Pränataldiagnostik – Methoden, Chancen und Grenzen
Unter dem Begriff „Pränataldiagnostik“ versteht man die vorgeburtliche Diagnostik mittels verschiedener Untersuchungen und Tests zur Anamnese von (genetischen) Fehlbildungen oder Störungen beim Fötus. Lesen Sie hier welche Methoden der Pränataldiagnostik möglich sind, welche Chancen sie bieten, aber auch welche Grenzen der vorgeburtlichen Diagnostik gesetzt sind, vor allem auch im Hinblick auf ethische Fragestellungen.Die Methoden der Pränataldiagnostik
In der vorgeburtlichen Diagnostik wird unterschieden zwischen invasiven und nicht invasiven Verfahren. Invasive Methoden sind immer mit einem Eingriff in den Körper der Mutter verbunden, nicht invasive Verfahren beziehen sich auf verschiedene Bluttests oder Ultraschalluntersuchungen. Alles in allem gehen die meisten Verfahren der Pränataldiagnostik über die im Mutterpass vorgesehene normale Vorsorge hinaus. Sie werden nur auf Wunsch, mit schriftlicher Einwilligung der Mutter und teilweise auch nur nach vorheriger Beratung durchgeführt. Die Kosten für die medizinischen Verfahren sind Leistungen, die nicht von den Kassen übernommen werden und somit von der Schwangeren selbst zu tragen sind.
Nackenfalten-Test und Ersttrimesterscreening
Die Messung der Nackenfalte mittels Ultraschall gehört nicht zu den gesetzlich vorgeschriebenen Vorsorgeuntersuchungen, wird nur mit Einverständnis der Schwangeren in der 12. bis 14.
Schwangerschaftswoche durchgeführt und kann Hinweise auf das Down-Syndrom, eine andere chromosomale Aberration oder einen Herzfehler geben.
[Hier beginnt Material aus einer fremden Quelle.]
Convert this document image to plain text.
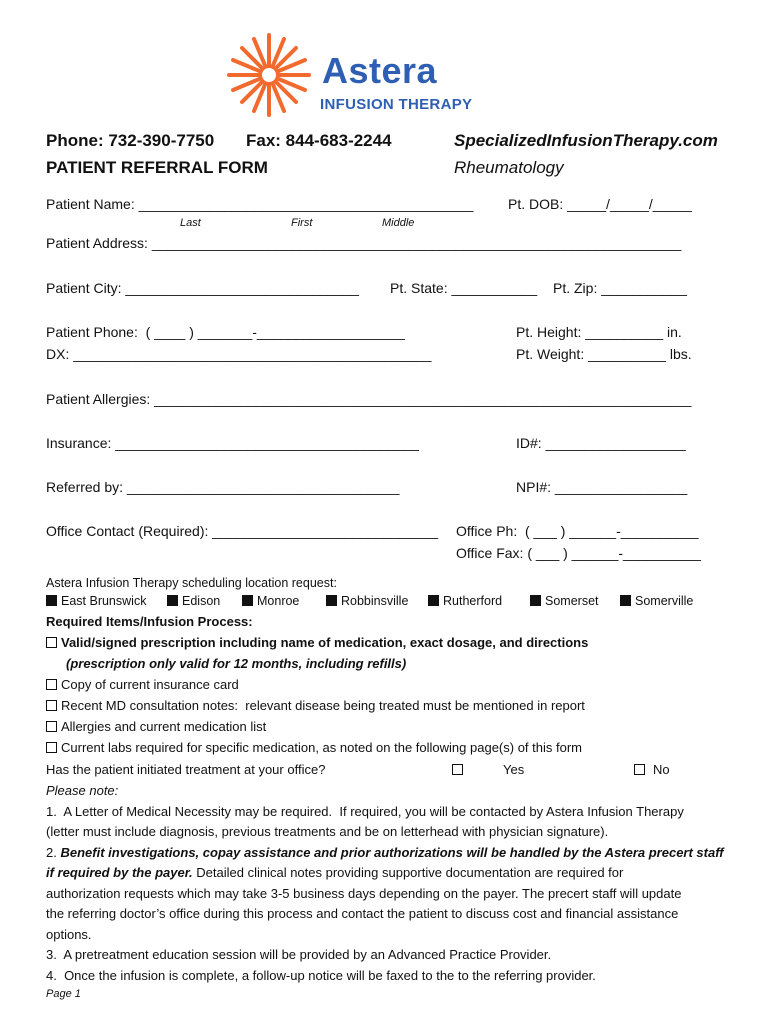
Astera
INFUSION THERAPY
Phone: 732-390-7750 Fax: 844-683-2244	SpecializedInfusionTherapy.com
PATIENT REFERRAL FORM	Rheumatology
Patient Name: ___________________________________________ Pt. DOB: _____/_____/_____
Last	First	Middle
Patient Address: ____________________________________________________________________
Patient City: ______________________________ Pt. State: ___________ Pt. Zip: ___________
Patient Phone:  ( ____ ) _______-___________________	Pt. Height: __________ in.
DX: ______________________________________________	Pt. Weight: __________ lbs.
Patient Allergies: _____________________________________________________________________
Insurance: _______________________________________	ID#: __________________
Referred by: ___________________________________	NPI#: _________________
Office Contact (Required): _____________________________ Office Ph:  ( ___ ) ______-__________
Office Fax: ( ___ ) ______-__________
Astera Infusion Therapy scheduling location request:
East Brunswick	Edison	Monroe	Robbinsville	Rutherford	Somerset	Somerville
Required Items/Infusion Process:
Valid/signed prescription including name of medication, exact dosage, and directions
(prescription only valid for 12 months, including refills)
Copy of current insurance card
Recent MD consultation notes:  relevant disease being treated must be mentioned in report
Allergies and current medication list
Current labs required for specific medication, as noted on the following page(s) of this form
Has the patient initiated treatment at your office?	Yes	No
Please note:
1.  A Letter of Medical Necessity may be required.  If required, you will be contacted by Astera Infusion Therapy
(letter must include diagnosis, previous treatments and be on letterhead with physician signature).
2. Benefit investigations, copay assistance and prior authorizations will be handled by the Astera precert staff
if required by the payer. Detailed clinical notes providing supportive documentation are required for
authorization requests which may take 3-5 business days depending on the payer. The precert staff will update
the referring doctor’s office during this process and contact the patient to discuss cost and financial assistance
options.
3.  A pretreatment education session will be provided by an Advanced Practice Provider.
4.  Once the infusion is complete, a follow-up notice will be faxed to the to the referring provider.
Page 1
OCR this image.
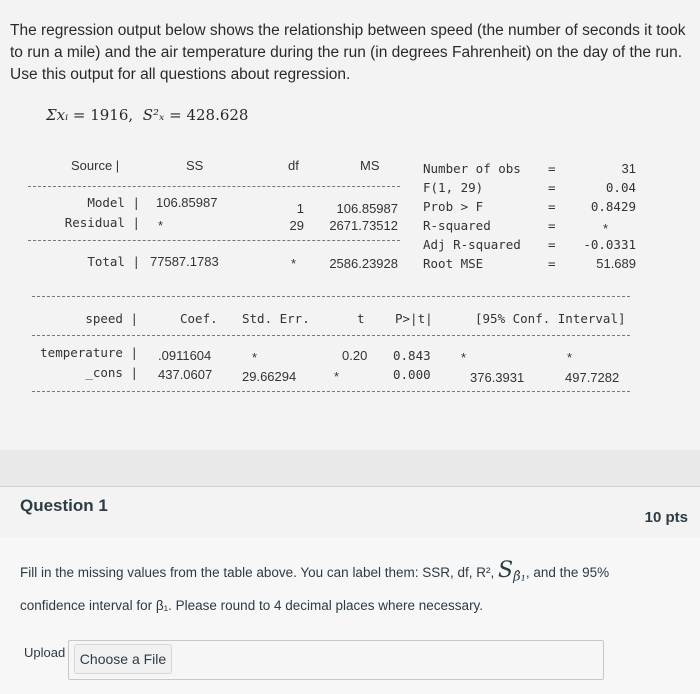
The regression output below shows the relationship between speed (the number of seconds it took to run a mile) and the air temperature during the run (in degrees Fahrenheit) on the day of the run. Use this output for all questions about regression.

Σxᵢ = 1916, S²ₓ = 428.628
Source |	SS	df	MS
Model | 106.85987	1	106.85987
Residual | *	29	2671.73512
Total | 77587.1783	*	2586.23928
Number of obs =	31
F(1, 29)	=	0.04
Prob > F	=	0.8429
R-squared	=	*
Adj R-squared =	-0.0331
Root MSE	=	51.689
speed |	Coef. Std. Err.	t P>|t|	[95% Conf. Interval]
temperature | .0911604	*	0.20 0.843 *	*
_cons | 437.0607 29.66294	*	0.000	376.3931	497.7282
Question 1
10 pts
Fill in the missing values from the table above. You can label them: SSR, df, R², $S_{\betâ_1}$, and the 95%
confidence interval for β₁. Please round to 4 decimal places where necessary.
Upload	Choose a File
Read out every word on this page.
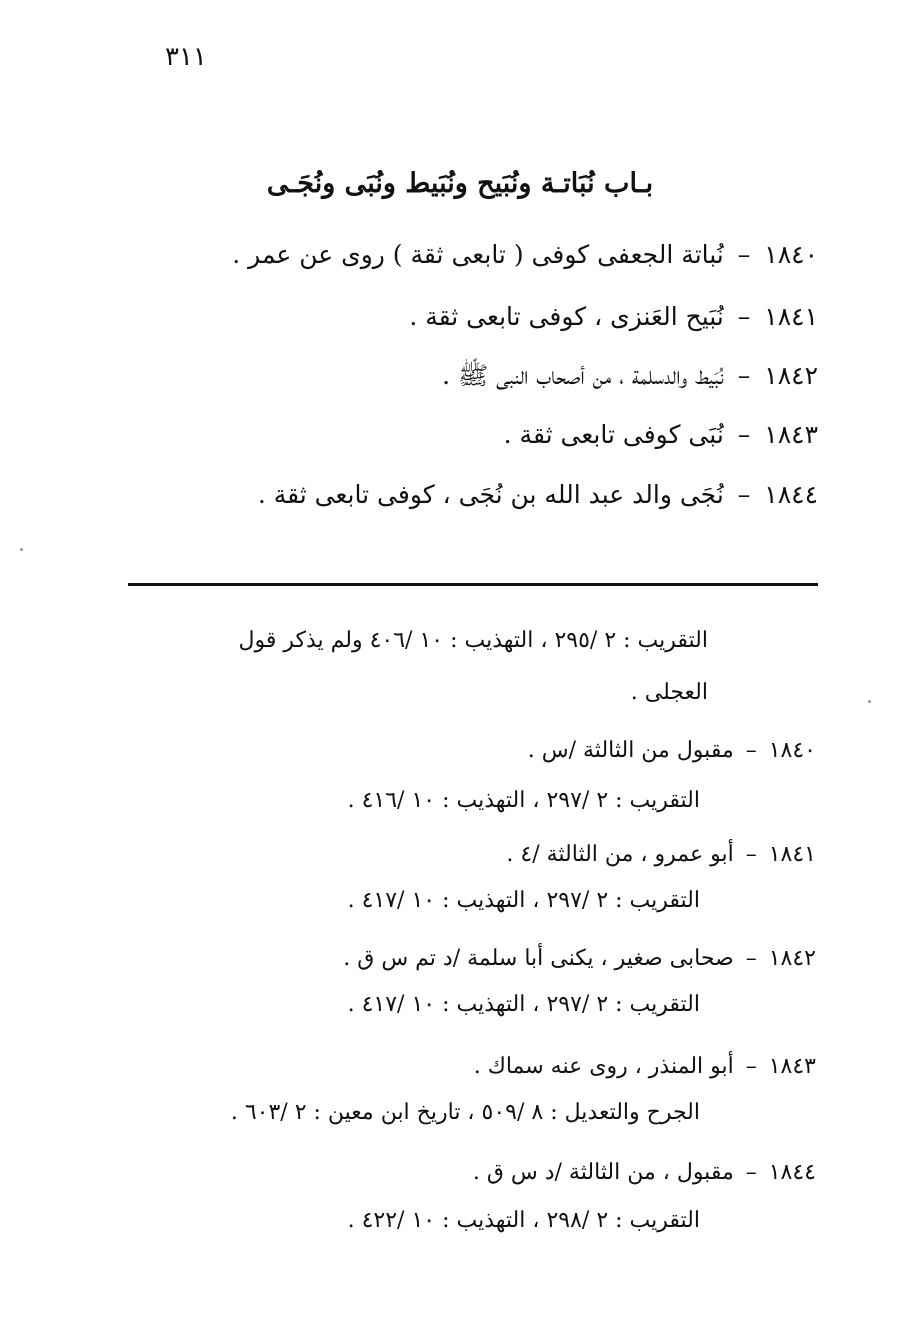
٣١١
بـاب نُبَاتـة ونُبَيح ونُبَيط ونُبَى ونُجَـى
١٨٤٠–نُباتة الجعفى كوفى ( تابعى ثقة ) روى عن عمر .
١٨٤١–نُبَيح العَنزى ، كوفى تابعى ثقة .
١٨٤٢–نُبَيط والدسلمة ، من أصحاب النبى ﷺ .
١٨٤٣–نُبَى كوفى تابعى ثقة .
١٨٤٤–نُجَى والد عبد الله بن نُجَى ، كوفى تابعى ثقة .
التقريب : ٢ /٢٩٥ ، التهذيب : ١٠ /٤٠٦ ولم يذكر قول
العجلى .
١٨٤٠–مقبول من الثالثة /س .
التقريب : ٢ /٢٩٧ ، التهذيب : ١٠ /٤١٦ .
١٨٤١–أبو عمرو ، من الثالثة /٤ .
التقريب : ٢ /٢٩٧ ، التهذيب : ١٠ /٤١٧ .
١٨٤٢–صحابى صغير ، يكنى أبا سلمة /د تم س ق .
التقريب : ٢ /٢٩٧ ، التهذيب : ١٠ /٤١٧ .
١٨٤٣–أبو المنذر ، روى عنه سماك .
الجرح والتعديل : ٨ /٥٠٩ ، تاريخ ابن معين : ٢ /٦٠٣ .
١٨٤٤–مقبول ، من الثالثة /د س ق .
التقريب : ٢ /٢٩٨ ، التهذيب : ١٠ /٤٢٢ .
Sollte bei der Untersuchung ein Verdacht auf genannte Störungen entstehen, sind weitere Untersuchungen zur sicheren Diagnosestellung nötig. In Verbindung mit dieser Methode werden meist noch Bluttests durchgeführt, aus denen dann unter Berücksichtigung des Alters der Mutter eine gewisse Risikowahrscheinlichkeit für eine genetische Störung beim Ungeborenen errechnet wird.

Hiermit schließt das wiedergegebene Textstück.